Aron Heller
The Associated Press
November 19, 2008 - 8:00pm

A pair of polls published Thursday showed opposition leader Benjamin Netanyahu's hardline Likud party leading Foreign Minister Tzipi Livni's moderate Kadima party in the run-up to Israel's Feb. 10 elections.

The polls also indicated strong support for Netanyahu's hard-line allies. If that support stands through the elections, it would position Netanyahu to put together a hawkish coalition that would likely end peace talks with the Palestinians, at least in their current form.

Netanyahu believes the U.S.-backed talks, which aim to establish an independent Palestinian state alongside Israel, have been a failure and thinks negotiations should largely be limited to developing the Palestinian economy. Livni, who has been Israel's chief negotiator the past year, wants to continue the talks.

Elections were set into motion in September when Prime Minister Ehud Olmert resigned amid corruption charges and his deputy, Livni, was unable to form a coalition government of her own. The vote comes a year and a half ahead of schedule.

Just weeks ago, polls showed Livni and Netanyahu in a tight race. While Livni has been relatively out of sight in recent weeks, Netanyahu has been front and center adding a slew of high-profile new recruits to his party, including a former military chief and retired politicians with reputations for honesty.

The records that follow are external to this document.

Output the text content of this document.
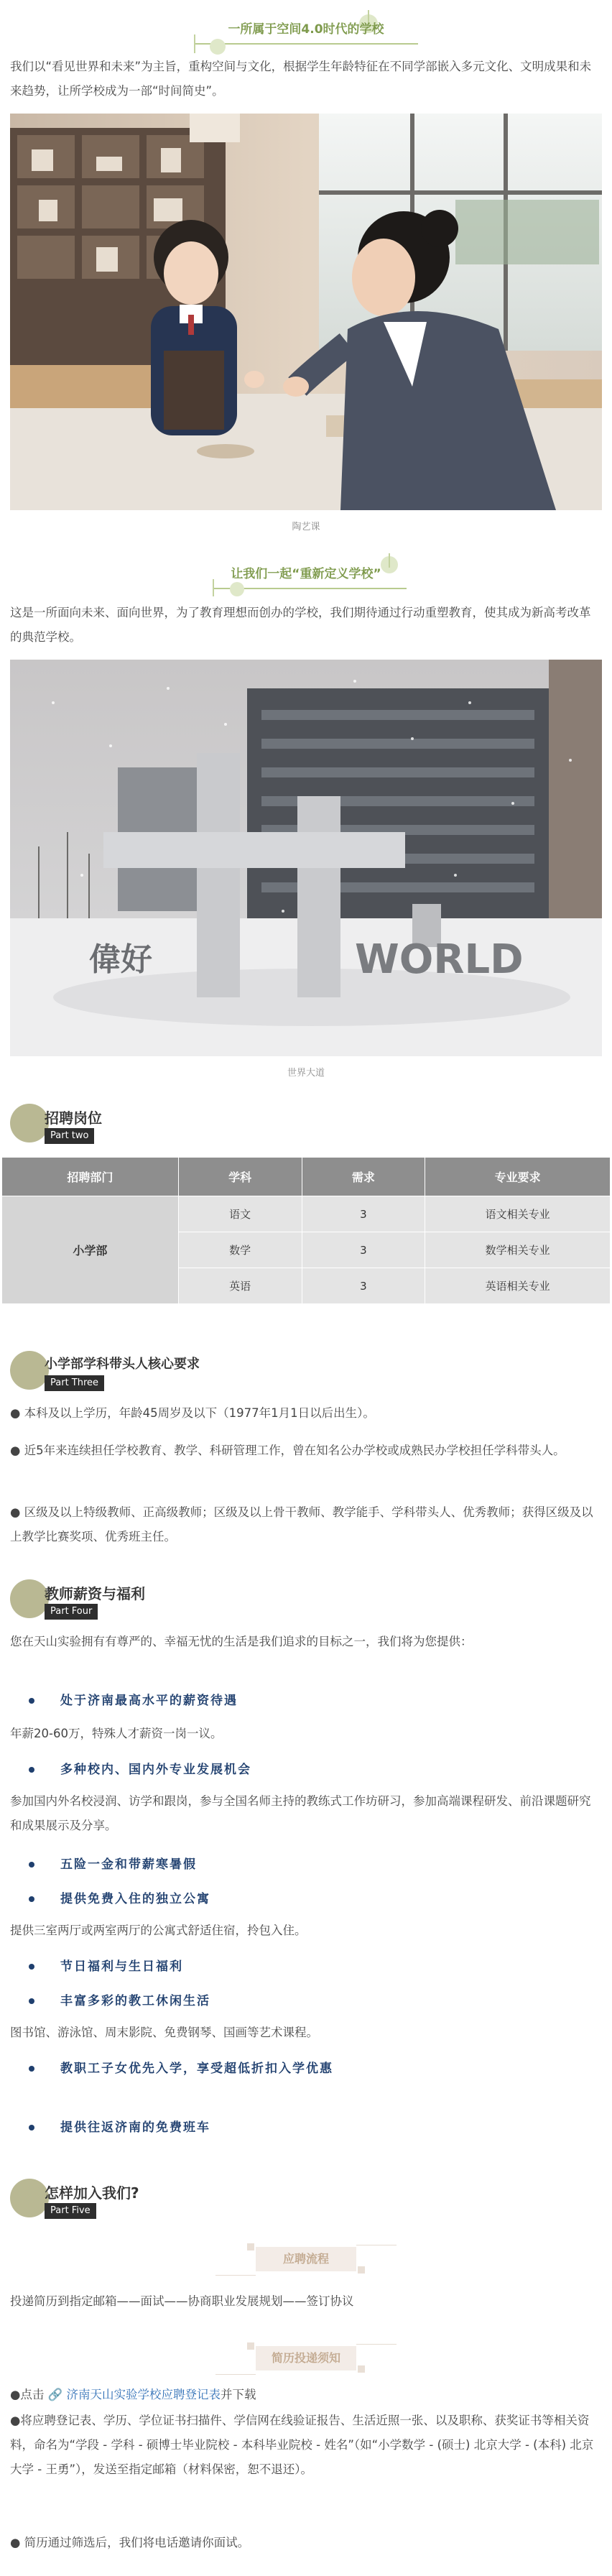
一所属于空间4.0时代的学校
我们以“看见世界和未来”为主旨，重构空间与文化，根据学生年龄特征在不同学部嵌入多元文化、文明成果和未来趋势，让所学校成为一部“时间简史”。
陶艺课
让我们一起“重新定义学校”
这是一所面向未来、面向世界，为了教育理想而创办的学校，我们期待通过行动重塑教育，使其成为新高考改革的典范学校。
偉好	WORLD
世界大道
招聘岗位
Part two
招聘部门	学科	需求	专业要求
小学部	语文	3	语文相关专业
	数学	3	数学相关专业
	英语	3	英语相关专业
小学部学科带头人核心要求
Part Three
● 本科及以上学历，年龄45周岁及以下（1977年1月1日以后出生）。
● 近5年来连续担任学校教育、教学、科研管理工作，曾在知名公办学校或成熟民办学校担任学科带头人。
● 区级及以上特级教师、正高级教师；区级及以上骨干教师、教学能手、学科带头人、优秀教师；获得区级及以上教学比赛奖项、优秀班主任。
教师薪资与福利
Part Four
您在天山实验拥有有尊严的、幸福无忧的生活是我们追求的目标之一，我们将为您提供：
处于济南最高水平的薪资待遇
年薪20-60万，特殊人才薪资一岗一议。
多种校内、国内外专业发展机会
参加国内外名校浸润、访学和跟岗，参与全国名师主持的教练式工作坊研习，参加高端课程研发、前沿课题研究和成果展示及分享。
五险一金和带薪寒暑假
提供免费入住的独立公寓
提供三室两厅或两室两厅的公寓式舒适住宿，拎包入住。
节日福利与生日福利
丰富多彩的教工休闲生活
图书馆、游泳馆、周末影院、免费钢琴、国画等艺术课程。
教职工子女优先入学，享受超低折扣入学优惠
提供往返济南的免费班车
怎样加入我们?
Part Five
应聘流程
投递简历到指定邮箱——面试——协商职业发展规划——签订协议
简历投递须知
●点击 🔗 济南天山实验学校应聘登记表并下载
●将应聘登记表、学历、学位证书扫描件、学信网在线验证报告、生活近照一张、以及职称、获奖证书等相关资料，命名为“学段 - 学科 - 硕博士毕业院校 - 本科毕业院校 - 姓名”（如“小学数学 - (硕士) 北京大学 - (本科) 北京大学 - 王勇”），发送至指定邮箱（材料保密，恕不退还）。
● 简历通过筛选后，我们将电话邀请你面试。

A poll published in the Haaretz daily on Thursday showed Likud garnering 34 seats in the 120-seat parliament, up from its current 12, followed by Kadima with 28. Kadima, the ruling party, currently has 29 seats.

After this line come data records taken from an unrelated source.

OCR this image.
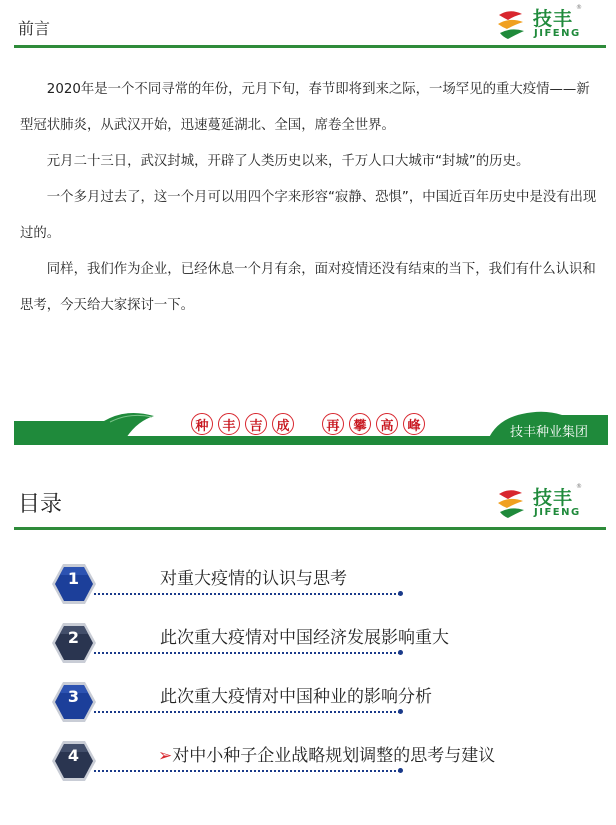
前言	技丰
®
JIFENG

2020年是一个不同寻常的年份，元月下旬，春节即将到来之际，一场罕见的重大疫情——新型冠状肺炎，从武汉开始，迅速蔓延湖北、全国，席卷全世界。

元月二十三日，武汉封城，开辟了人类历史以来，千万人口大城市“封城”的历史。

一个多月过去了，这一个月可以用四个字来形容“寂静、恐惧”，中国近百年历史中是没有出现过的。

同样，我们作为企业，已经休息一个月有余，面对疫情还没有结束的当下，我们有什么认识和思考，今天给大家探讨一下。

种	丰	吉	成	再	攀	高	峰	技丰种业集团
目录	技丰
®
JIFENG
1	对重大疫情的认识与思考
2	此次重大疫情对中国经济发展影响重大
3	此次重大疫情对中国种业的影响分析
4	➢对中小种子企业战略规划调整的思考与建议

The poll forecast the once-dominant Labor, headed by Defense Minister Ehud Barak, winning just 10 seats. The poll, conducted by the Dialog agency, surveyed 488 people and had a margin of error of 4.5 percentage points.

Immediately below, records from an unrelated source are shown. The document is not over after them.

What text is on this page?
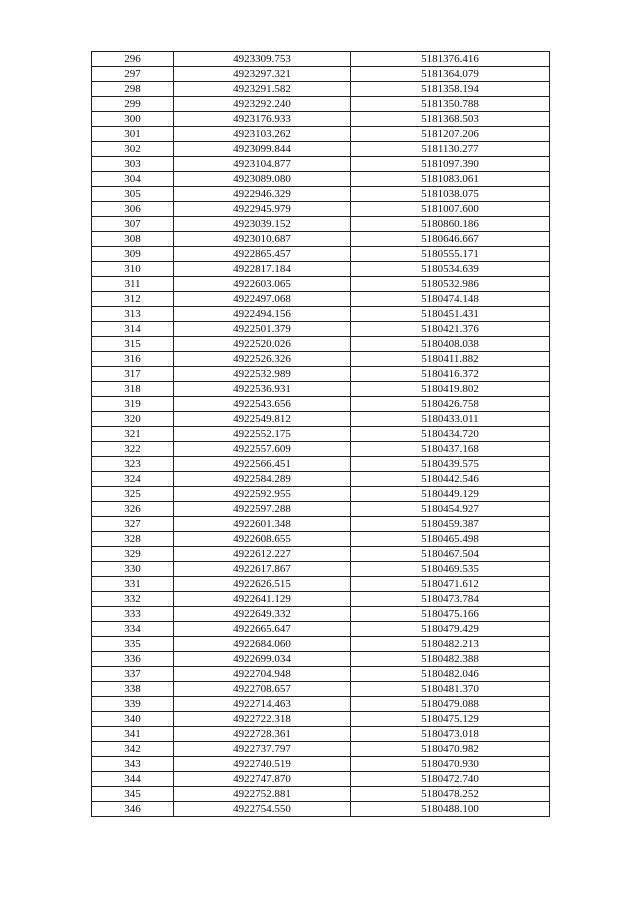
296	4923309.753	5181376.416
297	4923297.321	5181364.079
298	4923291.582	5181358.194
299	4923292.240	5181350.788
300	4923176.933	5181368.503
301	4923103.262	5181207.206
302	4923099.844	5181130.277
303	4923104.877	5181097.390
304	4923089.080	5181083.061
305	4922946.329	5181038.075
306	4922945.979	5181007.600
307	4923039.152	5180860.186
308	4923010.687	5180646.667
309	4922865.457	5180555.171
310	4922817.184	5180534.639
311	4922603.065	5180532.986
312	4922497.068	5180474.148
313	4922494.156	5180451.431
314	4922501.379	5180421.376
315	4922520.026	5180408.038
316	4922526.326	5180411.882
317	4922532.989	5180416.372
318	4922536.931	5180419.802
319	4922543.656	5180426.758
320	4922549.812	5180433.011
321	4922552.175	5180434.720
322	4922557.609	5180437.168
323	4922566.451	5180439.575
324	4922584.289	5180442.546
325	4922592.955	5180449.129
326	4922597.288	5180454.927
327	4922601.348	5180459.387
328	4922608.655	5180465.498
329	4922612.227	5180467.504
330	4922617.867	5180469.535
331	4922626.515	5180471.612
332	4922641.129	5180473.784
333	4922649.332	5180475.166
334	4922665.647	5180479.429
335	4922684.060	5180482.213
336	4922699.034	5180482.388
337	4922704.948	5180482.046
338	4922708.657	5180481.370
339	4922714.463	5180479.088
340	4922722.318	5180475.129
341	4922728.361	5180473.018
342	4922737.797	5180470.982
343	4922740.519	5180470.930
344	4922747.870	5180472.740
345	4922752.881	5180478.252
346	4922754.550	5180488.100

A poll in the Yediot Ahronot daily had similar results, forecasting 32 seats for Likud, compared with Kadima's 26. It said Labor would receive just eight seats, making it just the fifth-largest party. The Dahaf Research Institute poll of 500 people had a margin of error of 4.6 percentage points.

A Netanyahu victory would have deep implications for the U.S.-backed peace process.

The Palestinians want all of the West Bank as part of an independent state, with east Jerusalem as their capital. Israel captured both areas in the 1967 war. They also say Palestinians who were made refugees following Israel's establishment in 1948, and their descendants, should be allowed to return to lost properties.

Livni, who has been Israel's chief peace negotiator with the Palestinians over the past year, says Israel must find a settlement to all outstanding issues, including borders, Jerusalem and the refugees.

Netanyahu wants to keep large parts of the West Bank and rejects the return of any refugees or division of Jerusalem. The Palestinians already have said his plan for "economic peace" is unacceptable if it ignores the other core issues of the conflict.

Thursday's polls also showed increased power for other hawkish parties, which would allow Netanyahu to easily form a right-wing coalition government. A victory for Likud would mark a stunning rebound for a party that looked to be on the verge of irrelevance after the 2006 elections.

That status may now belong the once-proud Labor party, which controlled Israeli politics for its first 30 years.

Cabinet Minister Isaac Herzog of Labor said the party should not be written off just yet.

"People are trying to finish us off," he told Israel's Army Radio. "But I am telling you that announcing the death of the Labor party is like announcing the end of the Democratic party in the United States."